Подобным же образом в четвертой книге о Пантагрюэле Рабле, основываясь, вероятно, на отчетах мореплавателей, прибывших из Америки, приводит первую пародию на то, что этнологи называют сегодня системой родства. Он в силу собственного воображения вышивает узоры на жидкой канве, поскольку маловразумительной кажется система родства, где старик может назвать внучку «мой отец». Во всех этих случаях мышлению XVI века недоставало элемента более существенного, чем знание: способности к научному анализу. Люди того времени еще не были способны воспринимать многообразие мира. И сегодня профан в области изящных искусств, знакомый лишь с отдельными внешними признаками итальянской живописи или негритянской скульптуры и не постигший всю многозначительную гармонию их форм, оказывается неспособным отличить подделку от подлинника Боттичелли или третьесортную поделку от статуэтки пахуин. Сирены и дерево с овцами – это нечто иное, и большее, чем просто объективные заблуждения: с точки зрения духовной, это скорее изъяны вкуса; недостаток интеллекта; несмотря на талант и утонченность, которые они проявляют в других сферах, эти люди абсолютно беспомощны в области научного познания. Это вовсе не порицание, скорее чувство глубокого почтения перед результатами, полученными вопреки этим недостаткам.

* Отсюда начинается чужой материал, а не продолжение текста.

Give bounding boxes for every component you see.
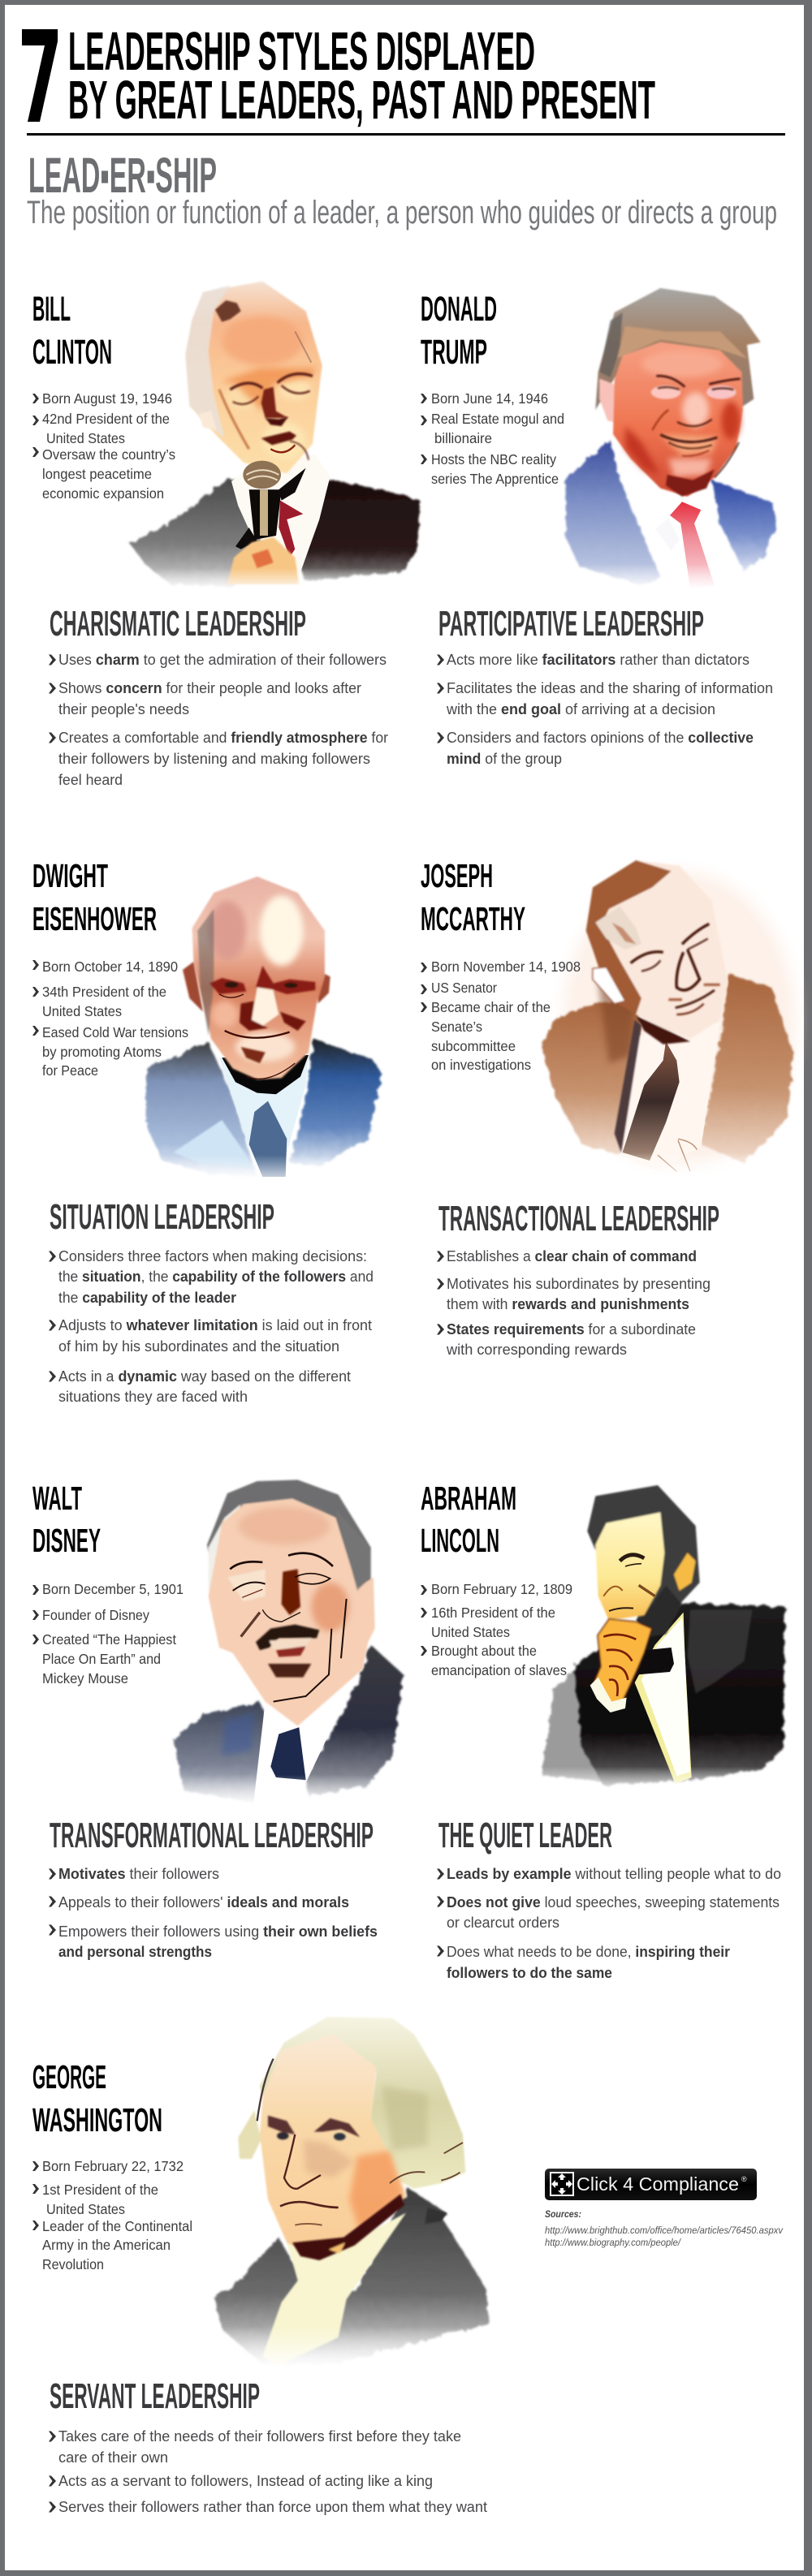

Тому, кто сегодня хочет написать свою «Молитву на акрополе» стоит выбрать палубу корабля, следующего к Америкам, а не акрополь Афины. Отныне мы откажем тебе в этом, анемичная богиня нашей древней ограниченной цивилизации! Вместе с теми героями – мореплавателями, исследователями и покорителями Нового Света, – которые пережили единственное (пока не случилось путешествия на Луну) полноценное приключение, доступное человечеству, я хотел бы причислить к уцелевшему арьергарду, который так жестоко поплатился за риск распахнуть двери: индейцев, чей пример вкупе с идеями Монтеня, Руссо, Вольтера, Дидро обогатил знания, полученные в школе. Гуроны, ирокезы, карибы, тупи – вам я воздаю должное!
Первые отсветы, замеченные Колумбом и принятые им за берег, были всего лишь морскими светлячками, которые заняты тем, что плодятся между заходом и восходом луны. До земли было еще далеко. Это ее очертания я сейчас угадываю, бессонной ночью стоя на палубе и высматривая Америку.

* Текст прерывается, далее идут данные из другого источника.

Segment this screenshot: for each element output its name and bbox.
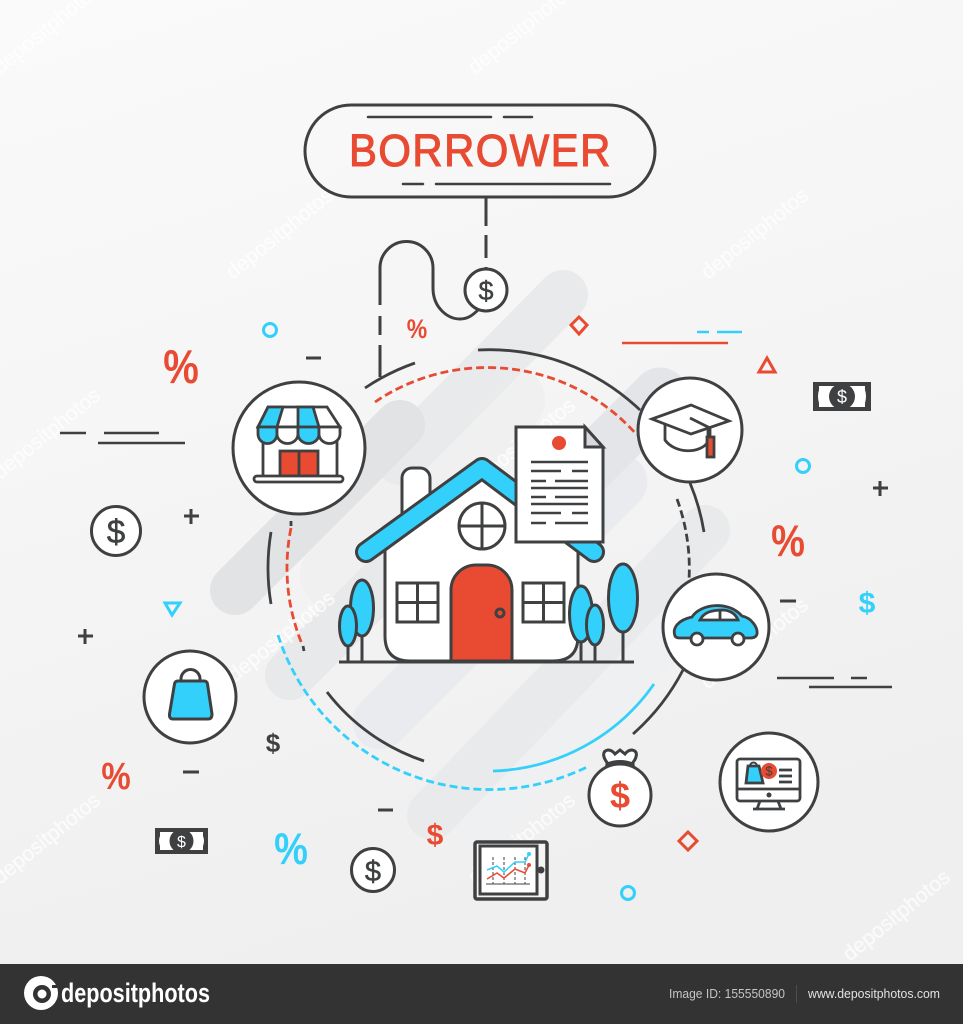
icon: money bag: [589, 750, 651, 826]
icon: shopping bag: [144, 651, 236, 743]
footer logo: depositphotos: [61, 978, 210, 1008]
decorative plus and minus marks: [78, 358, 888, 810]
right window: [523, 583, 564, 622]
dollar signs: [266, 587, 876, 852]
decorative rings: [264, 324, 810, 900]
icon: banknote bottom left: $: [177, 834, 186, 851]
watermark text: depositphotos: [697, 594, 813, 694]
title text: BORROWER: [349, 127, 610, 176]
dollar signs: $: [859, 587, 876, 620]
icon: graduation cap: [638, 378, 742, 482]
ring arcs around house: [268, 350, 704, 790]
coin on connector: [465, 269, 507, 311]
watermark text: depositphotos: [222, 184, 338, 284]
icon: coin bottom: $: [365, 856, 381, 888]
document: [516, 427, 603, 542]
house walls: [385, 478, 578, 661]
footer bar: [0, 964, 963, 1024]
decorative line groups: [60, 332, 892, 687]
icon: store: [233, 382, 365, 514]
decorative diamonds and triangles: [165, 317, 775, 850]
percent signs: %: [407, 316, 427, 344]
dollar signs: $: [427, 819, 444, 852]
title pill: [305, 105, 655, 197]
icon: banknote bottom left: [155, 828, 208, 854]
percent signs: %: [771, 515, 805, 566]
diagonal shadow stripes: [235, 295, 705, 815]
icon: coin left: [92, 506, 140, 556]
icon: tablet chart: [475, 842, 547, 899]
icon: coin left: $: [107, 513, 125, 550]
footer website: www.depositphotos.com: [807, 987, 940, 1001]
percent signs: %: [274, 823, 308, 874]
watermark text: depositphotos: [697, 184, 813, 284]
icon: car: [663, 574, 769, 680]
house illustration: [339, 468, 638, 662]
trees and ground: [339, 564, 638, 662]
footer image id: Image ID: 155550890: [669, 987, 785, 1001]
dollar signs: $: [266, 728, 281, 758]
percent signs: %: [163, 341, 199, 394]
icon: money bag: $: [610, 775, 630, 816]
door: [451, 565, 512, 661]
icon: banknote top right: [813, 382, 871, 411]
roof: [366, 468, 594, 552]
watermark text: depositphotos: [224, 587, 340, 687]
left window: [397, 583, 438, 622]
chimney: [402, 468, 430, 515]
watermark text: depositphotos: [839, 866, 955, 966]
round window: [459, 503, 505, 549]
percent signs: [101, 316, 805, 874]
icon: online shop monitor: $: [765, 764, 773, 778]
coin on connector: $: [478, 276, 494, 306]
watermark text: depositphotos: [464, 394, 580, 494]
connector from title to coin: [380, 197, 486, 377]
icon: banknote top right: $: [837, 387, 847, 407]
footer logo: [24, 976, 210, 1010]
watermark text: depositphotos: [464, 789, 580, 889]
icon: coin bottom: [352, 848, 394, 892]
icon: online shop monitor: [720, 733, 818, 831]
percent signs: %: [101, 755, 131, 798]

Вот он, Новый Свет. Его приближение чувствуется со вчерашнего дня, хотя разглядеть его пока не удается. Берег еще слишком далек, несмотря на то, что корабль постепенно поворачивает к югу, чтобы взять направление, которое, начиная с Кабу-Сан-Агостину-ду-Рио, останется параллельным линии побережья. В течение двух, а может, и трех дней мы будем идти к Америке этим курсом. Большие морские птицы предвещают скорый конец путешествия: крикливые фаэтоны, тираны буревестники, которые на лету заставляют глупышей ронять их добычу. Эти птицы не отваживаются удаляться от суши. Колумб знал об этом по собственному опыту, и потому, еще посреди океана, приветствовал их появление как свою победу. Что касается летучих рыб, отталкивающихся от воды ударом хвоста и парящих на раскрытых плавниках в брызгах серебряных искр над синей чашей моря, они за последние несколько дней встречались все реже. Новый Свет встречает мореплавателя запахами, совершенно не похожими на тот, что представлялся ему в Париже, рожденный в воображении созвучием, и которые трудно описать тому, кто их не вдыхал.

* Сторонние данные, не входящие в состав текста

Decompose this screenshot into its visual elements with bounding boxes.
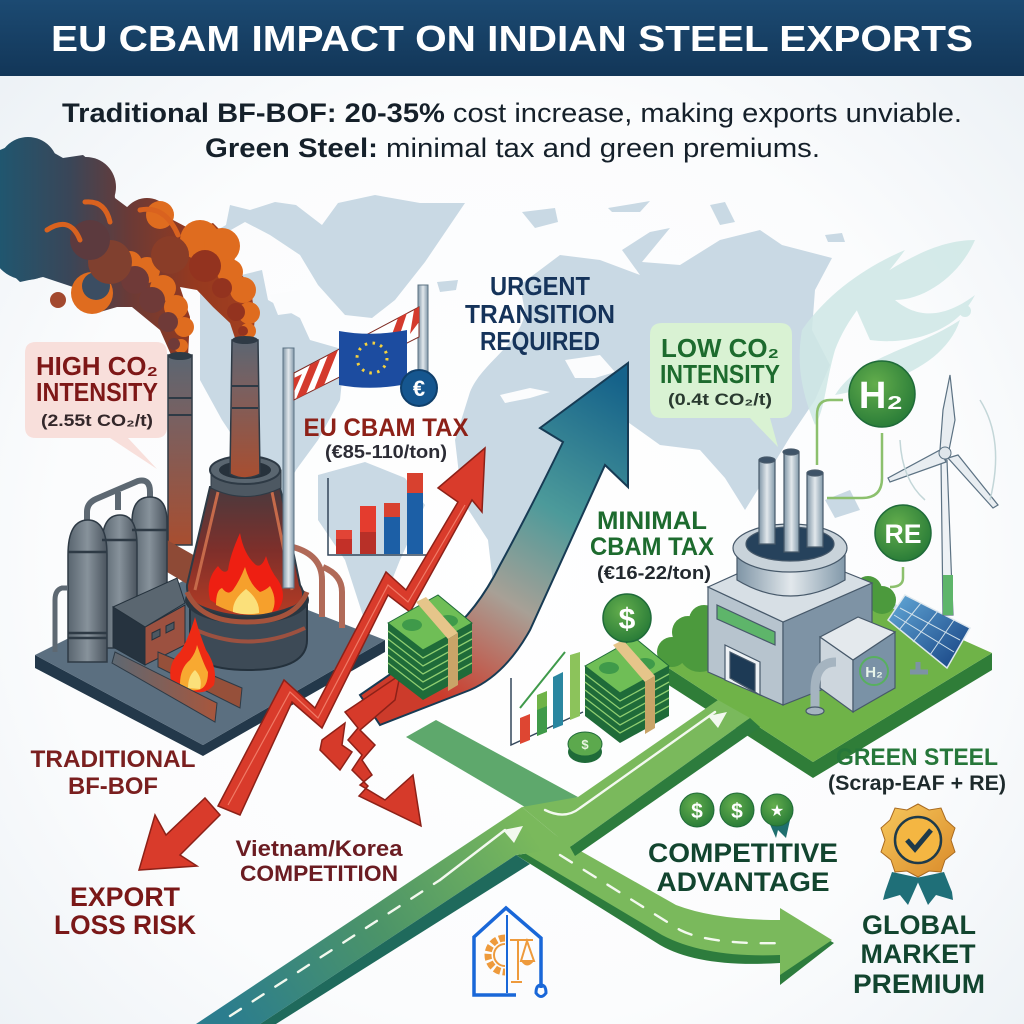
big transition arrow <box>360 363 628 725</box>
minimal CBAM tax label <box>590 507 714 583</box>
global market premium label <box>853 910 985 999</box>
platform <box>35 570 385 756</box>
small building <box>113 578 185 665</box>
furnace base <box>185 576 309 670</box>
front bar <box>112 652 217 722</box>
global market premium label: MARKET <box>860 939 976 969</box>
intro text: Traditional BF-BOF: 20-35% cost increase, making exports unviable. <box>62 98 962 128</box>
competitive advantage label <box>648 838 838 897</box>
export loss label: LOSS RISK <box>54 910 196 940</box>
icon: H2 <box>849 361 915 427</box>
icons: advantage coins <box>680 793 793 838</box>
furnace flame <box>209 533 283 615</box>
icons: advantage coins: $ <box>731 800 743 823</box>
title: EU CBAM IMPACT ON INDIAN STEEL EXPORTS <box>51 18 973 59</box>
red zigzag arrow <box>218 448 485 815</box>
traditional label: TRADITIONAL <box>30 746 196 773</box>
road to market <box>516 847 834 985</box>
intro text: Green Steel: minimal tax and green premiums. <box>205 133 820 163</box>
green steel label: GREEN STEEL <box>836 744 998 771</box>
callout: high CO2: INTENSITY <box>36 377 158 407</box>
icon: small coin stack: $ <box>581 737 589 752</box>
smoke silhouette <box>0 137 255 357</box>
stacks <box>759 449 823 552</box>
EU CBAM tax label: EU CBAM TAX <box>304 414 469 442</box>
export loss label <box>54 882 196 940</box>
EU CBAM tax label <box>304 414 469 462</box>
right pipes <box>293 547 342 628</box>
minimal CBAM tax label: MINIMAL <box>597 507 707 535</box>
solar panel <box>888 595 970 672</box>
callout: low CO2 <box>650 323 792 447</box>
H2 unit <box>806 617 895 715</box>
euro coin <box>401 370 437 406</box>
money stack: green <box>585 638 669 743</box>
smoke plume <box>0 137 260 357</box>
H2 unit: H₂ <box>865 664 883 681</box>
furnace cone <box>187 456 307 622</box>
back bar <box>158 652 242 708</box>
road stub <box>406 720 578 810</box>
urgent transition label: URGENT <box>490 271 590 301</box>
storage tanks <box>55 480 167 662</box>
competition label: Vietnam/Korea <box>236 836 403 861</box>
chart: green growth <box>511 652 583 745</box>
icon: RE <box>875 505 931 561</box>
callout: high CO2: HIGH CO₂ <box>36 351 158 381</box>
intro text <box>62 98 962 163</box>
inner plume shading <box>70 220 248 350</box>
world map <box>200 195 905 640</box>
green platform <box>657 576 992 778</box>
urgent transition label: TRANSITION <box>465 299 615 329</box>
road to plant <box>522 700 750 847</box>
hearth flame <box>170 617 215 693</box>
orange lobes <box>71 201 260 353</box>
traditional label: BF-BOF <box>68 773 158 800</box>
EU flag <box>339 330 407 388</box>
green steel label <box>828 744 1006 795</box>
competition label: COMPETITION <box>240 861 398 886</box>
icons: advantage coins: $ <box>691 800 703 823</box>
left chimney <box>167 352 197 590</box>
green road network <box>196 700 834 1024</box>
callout: high CO2: (2.55t CO₂/t) <box>41 411 153 430</box>
connector lines <box>817 400 903 587</box>
minimal CBAM tax label: (€16-22/ton) <box>597 563 711 583</box>
EU CBAM tax label: (€85-110/ton) <box>325 442 447 462</box>
right chimney <box>230 336 260 478</box>
traditional label <box>30 746 196 800</box>
main road <box>196 807 570 1024</box>
callout: low CO2: LOW CO₂ <box>661 333 779 363</box>
broken arrow section <box>320 675 421 826</box>
title banner <box>0 0 1024 76</box>
map highlights <box>270 290 615 403</box>
green steel label: (Scrap-EAF + RE) <box>828 772 1006 795</box>
callout: low CO2: (0.4t CO₂/t) <box>668 390 772 409</box>
urgent transition label <box>465 271 615 356</box>
wind swirl <box>800 240 975 425</box>
icon: dollar coin: $ <box>619 603 636 636</box>
callout: high CO2 <box>25 342 167 469</box>
callout: low CO2: INTENSITY <box>660 359 780 389</box>
wind turbine <box>888 375 998 615</box>
main building <box>708 550 872 705</box>
export loss label: EXPORT <box>70 882 180 912</box>
reactor drum <box>733 524 847 596</box>
lane marks <box>230 712 785 1016</box>
minimal CBAM tax label: CBAM TAX <box>590 533 714 561</box>
competition label <box>236 836 403 886</box>
logo <box>474 908 546 996</box>
export loss arrow <box>139 798 220 870</box>
global market premium label: GLOBAL <box>862 910 976 940</box>
competitive advantage label: ADVANTAGE <box>656 867 830 897</box>
urgent transition label: REQUIRED <box>480 326 600 356</box>
icon: dollar coin <box>603 594 651 642</box>
competitive advantage label: COMPETITIVE <box>648 838 838 868</box>
tax bar chart <box>328 473 430 555</box>
money stack: cost <box>388 595 472 700</box>
icon: RE: RE <box>884 519 922 549</box>
blast furnace plant <box>35 336 385 756</box>
global market premium label: PREMIUM <box>853 969 985 999</box>
icons: advantage coins: ★ <box>770 803 784 820</box>
icon: medal <box>881 804 955 905</box>
icon: H2: H₂ <box>859 375 903 417</box>
icon: small coin stack <box>568 732 602 763</box>
green steel plant <box>708 449 895 715</box>
EU border barrier <box>283 285 437 588</box>
crescent highlights <box>47 202 178 240</box>
euro coin: € <box>413 376 425 401</box>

Вольный морской ветер, сопровождавший нас предыдущие несколько недель, наталкивается на невидимую преграду. Он уступает место запахам другой природы, не похожим ни на один знакомый аромат. Лесной бриз, благоухающий оранжереей – самая суть растительного мира, особенная свежесть, настолько высокой степени концентрации, что вызывает обонятельное опьянение, последняя нота мощного аккорда, раздробившая и смешавшая одновременно последовательные ноты ароматов, в разной степени сохранивших вкус плода. Немногие могут понять удовольствие, которое испытываешь, зарываясь носом в самый центр только что вскрытого стручка экзотического перца, после того как в какой-нибудь захолустной бразильской пивной вдохнул медово-сладкий запах fumo de rôlo – ферментированных листьев табака, скатанных в многометровые жгуты. В сочетании этих ароматов вновь обретаешь Америку, которая в течение тысячелетий была единственной хранительницей тайны.